◇主イエスに死が迫り、弟子たちにも不安と恐れが及ぶ中、主は「心を騒がせてはならない。神を信じ、また私を信じなさい。私の父の家には住まいがたくさんある……行ってあなたがたのために場所を用意したら、戻って来て、あなたがたを私のもとに迎える」(1~3節)と言われた。主イエスは弟子たちに死が及ぼうとしているからこの話をされたのではない。私たちが地上で生きている今、父の家に招かれ、御子イエスも共におられる住まいがすでに与えられている。だから私たちは恵みの中に生かされてきたことを死んでも奪われない。
◇弟子のトマスは「父の家に用意されている住まい」に主イエスが連れて行くことが分からず「主よ、どこへ行かれるのか、私たちには分かりません」(5節)と言った。
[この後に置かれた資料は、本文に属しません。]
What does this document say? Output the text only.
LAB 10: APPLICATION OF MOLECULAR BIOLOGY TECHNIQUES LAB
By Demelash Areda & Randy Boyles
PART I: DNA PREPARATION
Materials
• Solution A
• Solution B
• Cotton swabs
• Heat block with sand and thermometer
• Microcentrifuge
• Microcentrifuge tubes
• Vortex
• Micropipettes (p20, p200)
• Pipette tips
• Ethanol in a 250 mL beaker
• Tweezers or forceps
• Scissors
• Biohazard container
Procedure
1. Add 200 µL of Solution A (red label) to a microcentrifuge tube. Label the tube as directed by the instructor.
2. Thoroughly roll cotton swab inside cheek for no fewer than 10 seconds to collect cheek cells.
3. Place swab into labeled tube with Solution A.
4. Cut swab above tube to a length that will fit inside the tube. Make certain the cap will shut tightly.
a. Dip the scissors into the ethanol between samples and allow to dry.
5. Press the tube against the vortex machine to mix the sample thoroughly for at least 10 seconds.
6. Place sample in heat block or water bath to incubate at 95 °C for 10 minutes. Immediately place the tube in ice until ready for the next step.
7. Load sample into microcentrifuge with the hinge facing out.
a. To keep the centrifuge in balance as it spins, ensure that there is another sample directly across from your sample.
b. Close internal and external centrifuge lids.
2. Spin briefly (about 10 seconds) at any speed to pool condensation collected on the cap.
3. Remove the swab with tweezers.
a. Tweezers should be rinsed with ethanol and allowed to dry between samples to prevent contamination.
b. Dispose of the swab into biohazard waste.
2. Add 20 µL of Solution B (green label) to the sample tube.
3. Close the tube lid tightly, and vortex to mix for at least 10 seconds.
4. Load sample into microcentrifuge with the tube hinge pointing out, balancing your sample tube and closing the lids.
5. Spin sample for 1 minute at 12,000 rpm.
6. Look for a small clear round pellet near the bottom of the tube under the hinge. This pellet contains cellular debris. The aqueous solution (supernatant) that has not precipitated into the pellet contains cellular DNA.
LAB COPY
フィリポも「主よ、私たちに御父をお示しください。そうすれば満足します」(8節)と願った。弟子たちもユダヤ人指導者たちも、神様を見るなど恐れ多い事だという常識に支配されていた。主イエスは御自分が父なる神様の許から遣わされて来た御子であることを繰り返し語ってきたが、その真意がユダヤ人指導者たちは勿論、弟子たちにも伝わっていない。
◇弟子たちも人々も主イエスが救世主として力を振うと期待した。今日の私たちも主イエスの奇蹟に注目しても、「今こそ、この世が裁かれる時。今こそ、この世の支配者が追放される」(12:31)と語る主イエスが、この世を覆っている闇と闘っていることに気付こうとしない。
◇主イエスは不安に陥った弟子たち、そして今を生きる私たちに神様の言葉に信頼する力が欠けていることを知っている。「私は道であり、真理であり、命である。私を通らなければ、誰も父のもとに行くことができない」(6節)。私たちを神の恵みの中に生きる者としてくださる御子イエスの決意が表明されている。そのお力の中に生かされていることに気づくとき、私たちはすべてを委ね、地上の歩みを踏みしめていきたい。